В. Альберт обнаружил в Симфонии Ми-бемоль мажор глубокий пессимизм, аналогичный тому, что проявляется в Симфонии Ля мажор Бетховена, с которой, как мы только что видели, ее сравнивал Вагнер, и это мироощущение представляется нам одним из главных элементов романтизма, общего для Моцарта и Бетховена. Что же касается второй симфонии триптиха, соль минор, то Шуман, напротив, видел в ней самое оптимистичное, животворящее, солнечное излучение.
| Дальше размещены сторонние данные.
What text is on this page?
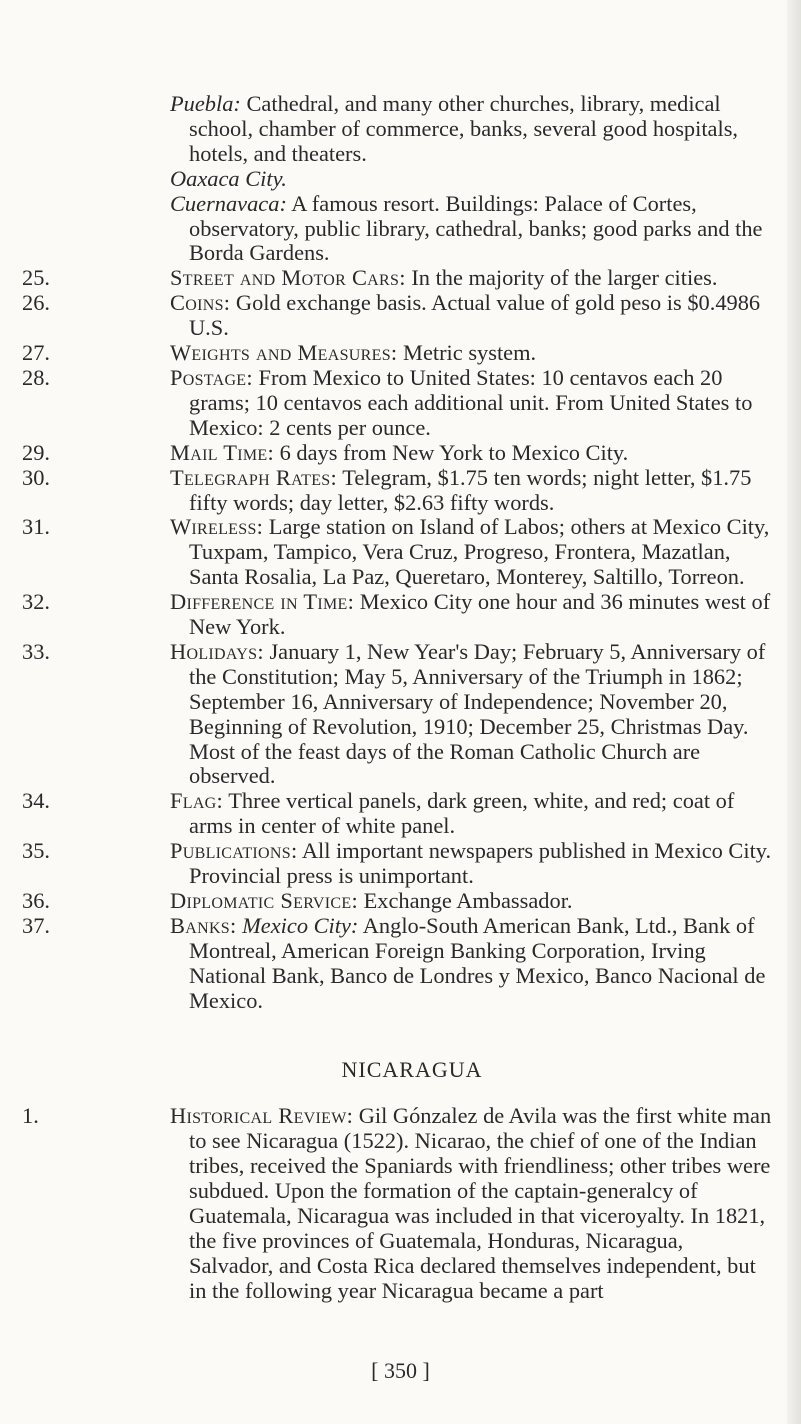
Puebla: Cathedral, and many other churches, library, medical school, chamber of commerce, banks, several good hospitals, hotels, and theaters.
Oaxaca City.
Cuernavaca: A famous resort. Buildings: Palace of Cortes, observatory, public library, cathedral, banks; good parks and the Borda Gardens.

25.	Street and Motor Cars: In the majority of the larger cities.

26.	Coins: Gold exchange basis. Actual value of gold peso is $0.4986 U.S.

27.	Weights and Measures: Metric system.

28.	Postage: From Mexico to United States: 10 centavos each 20 grams; 10 centavos each additional unit. From United States to Mexico: 2 cents per ounce.

29.	Mail Time: 6 days from New York to Mexico City.

30.	Telegraph Rates: Telegram, $1.75 ten words; night letter, $1.75 fifty words; day letter, $2.63 fifty words.

31.	Wireless: Large station on Island of Labos; others at Mexico City, Tuxpam, Tampico, Vera Cruz, Progreso, Frontera, Mazatlan, Santa Rosalia, La Paz, Queretaro, Monterey, Saltillo, Torreon.

32.	Difference in Time: Mexico City one hour and 36 minutes west of New York.

33.	Holidays: January 1, New Year's Day; February 5, Anniversary of the Constitution; May 5, Anniversary of the Triumph in 1862; September 16, Anniversary of Independence; November 20, Beginning of Revolution, 1910; December 25, Christmas Day. Most of the feast days of the Roman Catholic Church are observed.

34.	Flag: Three vertical panels, dark green, white, and red; coat of arms in center of white panel.

35.	Publications: All important newspapers published in Mexico City. Provincial press is unimportant.

36.	Diplomatic Service: Exchange Ambassador.

37.	Banks: Mexico City: Anglo-South American Bank, Ltd., Bank of Montreal, American Foreign Banking Corporation, Irving National Bank, Banco de Londres y Mexico, Banco Nacional de Mexico.

NICARAGUA

1.	Historical Review: Gil Gónzalez de Avila was the first white man to see Nicaragua (1522). Nicarao, the chief of one of the Indian tribes, received the Spaniards with friendliness; other tribes were subdued. Upon the formation of the captain-generalcy of Guatemala, Nicaragua was included in that viceroyalty. In 1821, the five provinces of Guatemala, Honduras, Nicaragua, Salvador, and Costa Rica declared themselves independent, but in the following year Nicaragua became a part

[ 350 ]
Шуман исповедовал настоящий культ Моцарта и глубоко чувствовал его подлинный романтизм. Напомним также, что в творчестве Иоганна Себастьяна Баха, которого мы сегодня воспринимаем как настоящего классика, Шумана поразил его романтизм, что лишний раз подтверждает, какое разное значение придается некоторым словам и терминам и какими двусмысленностями это чревато. Шуман считал Моцарта достойным фигурировать среди лигистов Давидсбунда, вымышленной ассоциации, призванной защищать романтизм от обывателей, то есть отсталых людей. Их обоих отличали любовь к природе, детству и некая твердая концепция жизни, одновременно идиллическая и драматическая; в своих критических эссе о музыке Шуман всегда говорит о Моцарте с пламенным восхищением. Но, упоминая имя Аполлона в связи с Симфонией соль минор, он делает акцент на греческом классицизме, с которым она, по его мнению, роднится, а не на романтизме в собственном смысле этого слова. В противоположность этому Эрнст Теодор Амадей Гофман, добавивший к именам, полученным при крещении, имя «Амадей», чтобы засвидетельствовать таким образом свое преклонение перед Моцартом и желание считать его своим «святым покровителем», с большой поэтической силой и музыкальной интуицией говорил о романтизме Моцарта. В Крейслериане он провел небезынтересную параллель между Гайдном, Моцартом и Бетховеном.
«Гайдн, — писал он, — романтически схватывает все человечное, что есть в человеческой жизни, для массы он более понятен, более доходчив. Моцарт скорее мэтр сверхчеловеческого, того чудесного, что живет в глубинах нашего рассудка. Музыка Бетховена заставляет сжиматься пружины страха, ужаса, страдания и пробуждает как раз ту самую бесконечную надежду, которая является сутью романтизма. Поэтому уместны вопросы: является ли он чисто романтическим композитором? Не потому ли он мало преуспел в вокальной музыке, которая не несет в себе неопределенной надежды, но лишь воспроизводит эмоции, выраженные словами, как эхо в царстве бесконечного?»